Quantifying the Tier List
We've released three Power Rankings now, and since the beginning we have struggled with how to present the data in a way that surfaces the most important distinctions between the models. Unlike most benchmarks that report only pass/fail for each task, we report Score (pass count adjusted by how many tries it took), Cost, and Latency.
Cost and latency have always mattered–and with the top models converging on perfect pass scores, they are even more important to distinguish between models of similar raw intelligence–but it's notoriously difficult to visualize three dimensions at once. 3D charts are terrible, and radar charts aren't much better.
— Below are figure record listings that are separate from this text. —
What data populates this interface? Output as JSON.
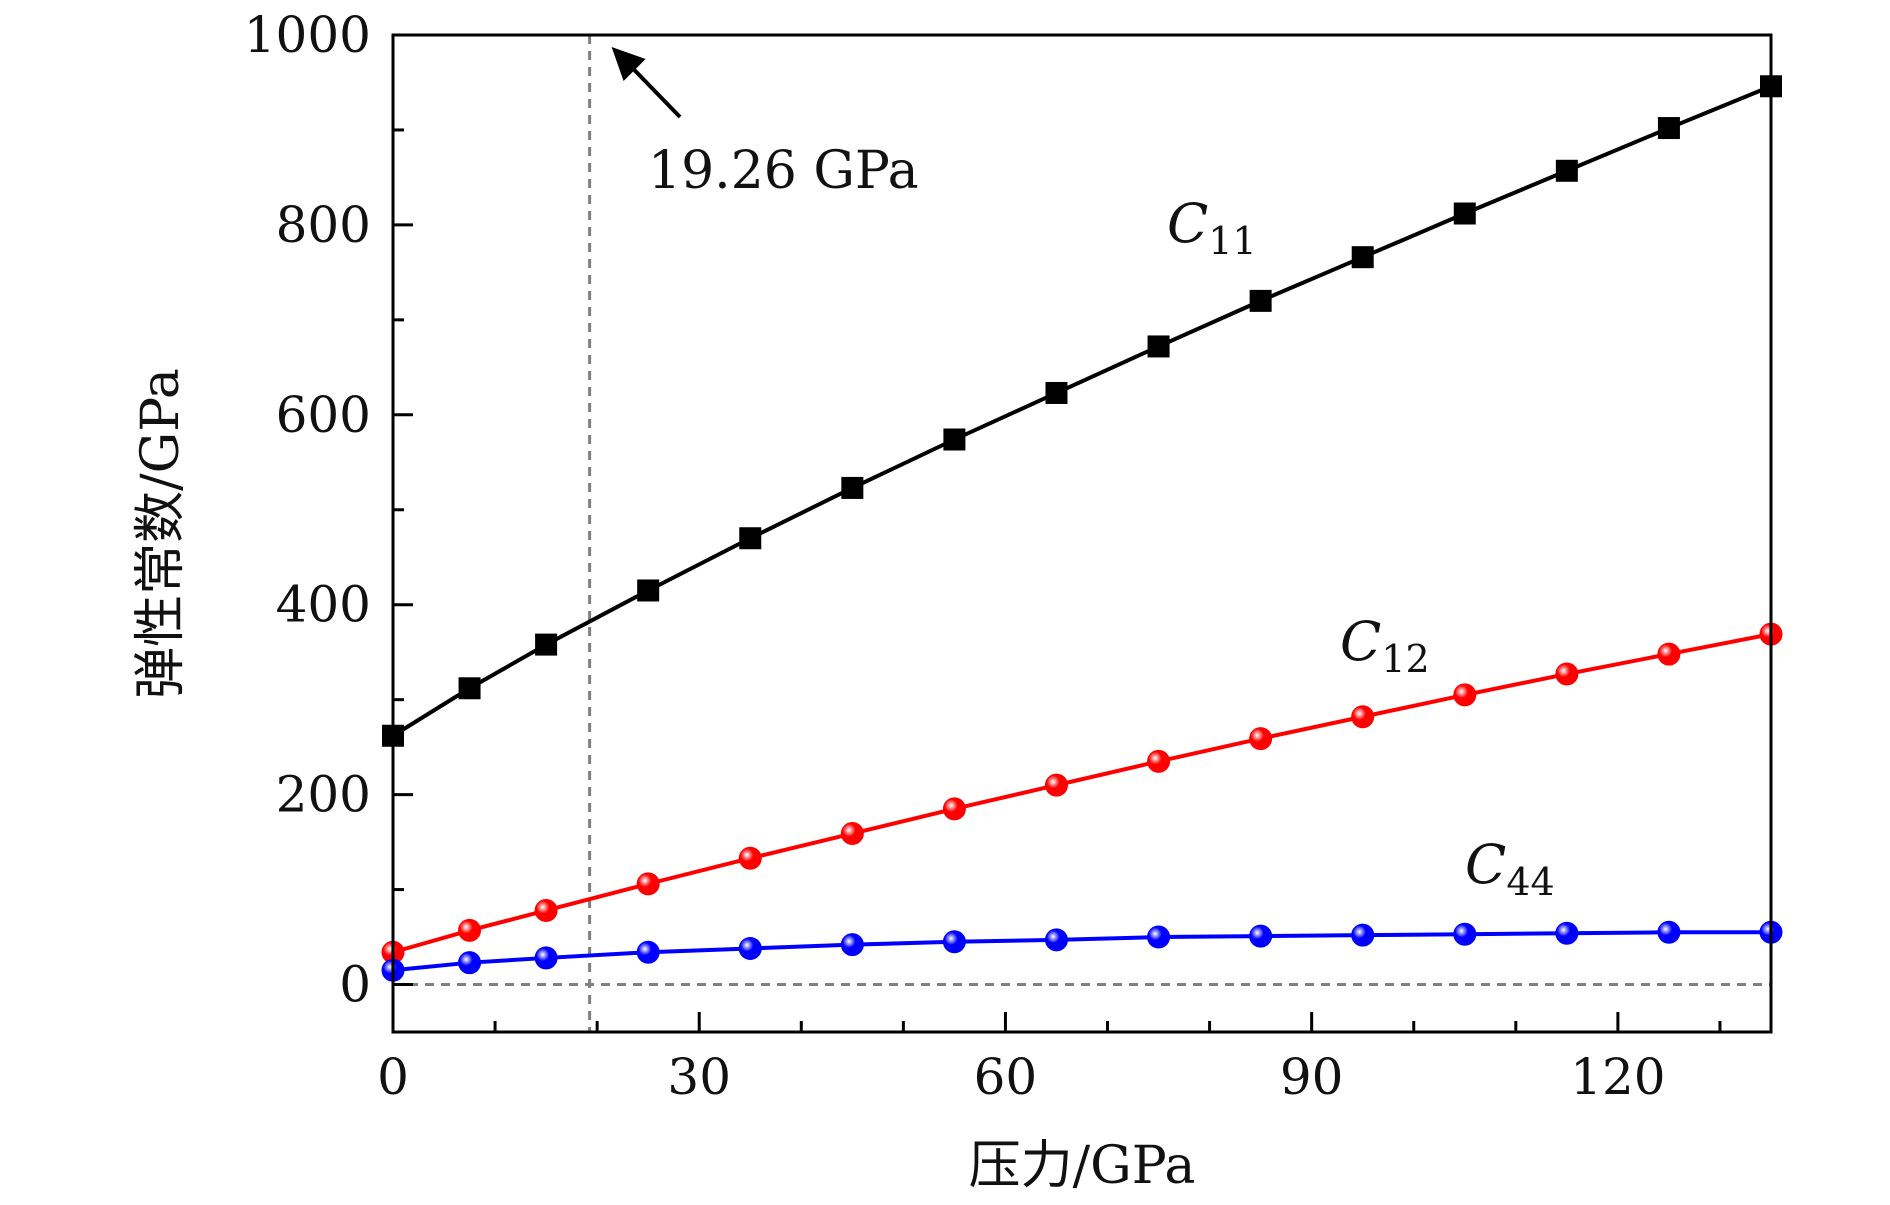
{
  "chart_data": {
    "type": "line",
    "xlabel": "压力/GPa",
    "ylabel": "弹性常数/GPa",
    "xlim": [
      0,
      135
    ],
    "ylim": [
      -50,
      1000
    ],
    "x_ticks": [
      0,
      30,
      60,
      90,
      120
    ],
    "y_ticks": [
      0,
      200,
      400,
      600,
      800,
      1000
    ],
    "grid": false,
    "x": [
      0,
      7.5,
      15,
      25,
      35,
      45,
      55,
      65,
      75,
      85,
      95,
      105,
      115,
      125,
      135
    ],
    "series": [
      {
        "name": "C11",
        "label_main": "C",
        "label_sub": "11",
        "color": "#000000",
        "marker": "square",
        "values": [
          262,
          312,
          358,
          415,
          470,
          523,
          574,
          623,
          672,
          720,
          766,
          812,
          857,
          902,
          946
        ]
      },
      {
        "name": "C12",
        "label_main": "C",
        "label_sub": "12",
        "color": "#ff0000",
        "marker": "circle",
        "values": [
          34,
          57,
          78,
          106,
          133,
          159,
          185,
          210,
          235,
          259,
          282,
          305,
          327,
          348,
          369
        ]
      },
      {
        "name": "C44",
        "label_main": "C",
        "label_sub": "44",
        "color": "#0000ff",
        "marker": "circle",
        "values": [
          15,
          23,
          28,
          34,
          38,
          42,
          45,
          47,
          50,
          51,
          52,
          53,
          54,
          55,
          55
        ]
      }
    ],
    "reference_lines": {
      "vertical_x": 19.26,
      "horizontal_y": 0,
      "color": "#808080"
    },
    "annotations": [
      {
        "text": "19.26 GPa"
      }
    ]
  }
}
So we've mostly settled for visualizing two at a time, with the Tier List capturing a coarsely quantized version of all three.
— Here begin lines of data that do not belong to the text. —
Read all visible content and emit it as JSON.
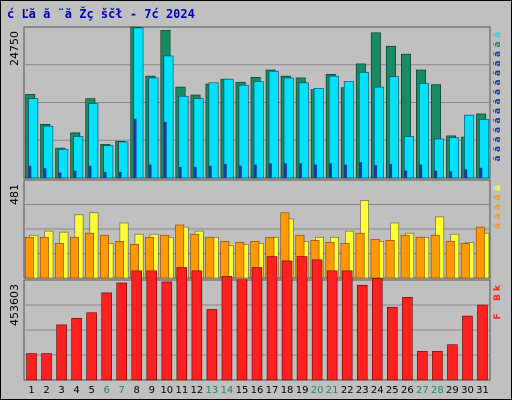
{
  "header": {
    "title": "ć Ľă  ă ¨ă Žç ščł  - 7ć   2024"
  },
  "chart_data": {
    "type": "bar",
    "categories": [
      "1",
      "2",
      "3",
      "4",
      "5",
      "6",
      "7",
      "8",
      "9",
      "10",
      "11",
      "12",
      "13",
      "14",
      "15",
      "16",
      "17",
      "18",
      "19",
      "20",
      "21",
      "22",
      "23",
      "24",
      "25",
      "26",
      "27",
      "28",
      "29",
      "30",
      "31"
    ],
    "weekend_days": [
      "6",
      "7",
      "13",
      "14",
      "20",
      "21",
      "27",
      "28"
    ],
    "panels": [
      {
        "id": "top",
        "ymax_label": "24750",
        "ymax": 24750,
        "legend": [
          "ă",
          "ă",
          "ă",
          "ă",
          "ă",
          "ă",
          "ă",
          "ă",
          "ă",
          "ă",
          "ă",
          "ă",
          "ă",
          "ă"
        ],
        "series": [
          {
            "color": "#00e0ff",
            "values": [
              13000,
              8500,
              4700,
              6800,
              12200,
              5300,
              5900,
              24600,
              16400,
              20000,
              13400,
              13000,
              15600,
              16200,
              15200,
              15800,
              17500,
              16400,
              15600,
              14700,
              16700,
              15800,
              17300,
              14900,
              16600,
              6800,
              15500,
              6400,
              6600,
              10300,
              9600
            ]
          },
          {
            "color": "#1a8a60",
            "values": [
              13700,
              8800,
              4900,
              7400,
              13000,
              5500,
              6000,
              24750,
              16700,
              24200,
              14900,
              13600,
              15400,
              16200,
              15700,
              16500,
              17700,
              16700,
              16400,
              14500,
              17000,
              14800,
              18700,
              23800,
              21600,
              20300,
              17700,
              15300,
              6900,
              6700,
              10500
            ]
          },
          {
            "color": "#1a3aa0",
            "values": [
              2000,
              1600,
              900,
              1200,
              2000,
              1000,
              1000,
              9700,
              2200,
              9200,
              1800,
              1800,
              2000,
              2300,
              2000,
              2200,
              2400,
              2400,
              2400,
              2200,
              2400,
              2200,
              2600,
              2100,
              2300,
              1200,
              2200,
              1200,
              1100,
              1400,
              1700
            ]
          }
        ]
      },
      {
        "id": "mid",
        "ymax_label": "481",
        "ymax": 481,
        "legend": [
          "ă",
          "ă",
          "ă",
          "ă",
          "ă"
        ],
        "series": [
          {
            "color": "#ffff33",
            "values": [
              210,
              230,
              225,
              310,
              320,
              170,
              270,
              215,
              215,
              200,
              250,
              230,
              200,
              160,
              165,
              170,
              200,
              290,
              180,
              200,
              200,
              230,
              380,
              180,
              270,
              220,
              200,
              300,
              215,
              175,
              220
            ]
          },
          {
            "color": "#ff9900",
            "values": [
              200,
              200,
              170,
              200,
              220,
              210,
              180,
              165,
              200,
              210,
              260,
              215,
              200,
              180,
              175,
              180,
              200,
              320,
              210,
              185,
              175,
              170,
              220,
              190,
              185,
              210,
              200,
              210,
              180,
              170,
              250
            ]
          }
        ]
      },
      {
        "id": "bot",
        "ymax_label": "453603",
        "ymax": 453603,
        "legend": [
          "k",
          "B",
          " ",
          "F"
        ],
        "series": [
          {
            "color": "#ff2020",
            "values": [
              120000,
              120000,
              250000,
              280000,
              305000,
              395000,
              440000,
              495000,
              495000,
              445000,
              510000,
              495000,
              320000,
              470000,
              455000,
              510000,
              560000,
              540000,
              560000,
              545000,
              495000,
              495000,
              430000,
              460000,
              330000,
              375000,
              130000,
              130000,
              160000,
              290000,
              340000
            ]
          }
        ]
      }
    ]
  }
}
To solve this, we're adding visualizations of Value (inverse cost) and Speed (inverse latency), as well as Power (a weighted geometric mean of Score, Value, and Speed). Here's what this looks like for the strongest February finalist models, as well as the recently-released GPT 5.4, Codex 5.3, and Flash 3.1 Lite:

And here are the open-weights finalists ranked only among themselves. (They are all over 3x slower than the fastest model above, so renormalizing helps decompress the results.)

Finally, here's just the power metric for all the tested finalists:

Visualized this way, some of the points from our original writeup become more clear; in particular, speed is the main obstacle holding back the open weights models, while price is the main challenge for Anthropic.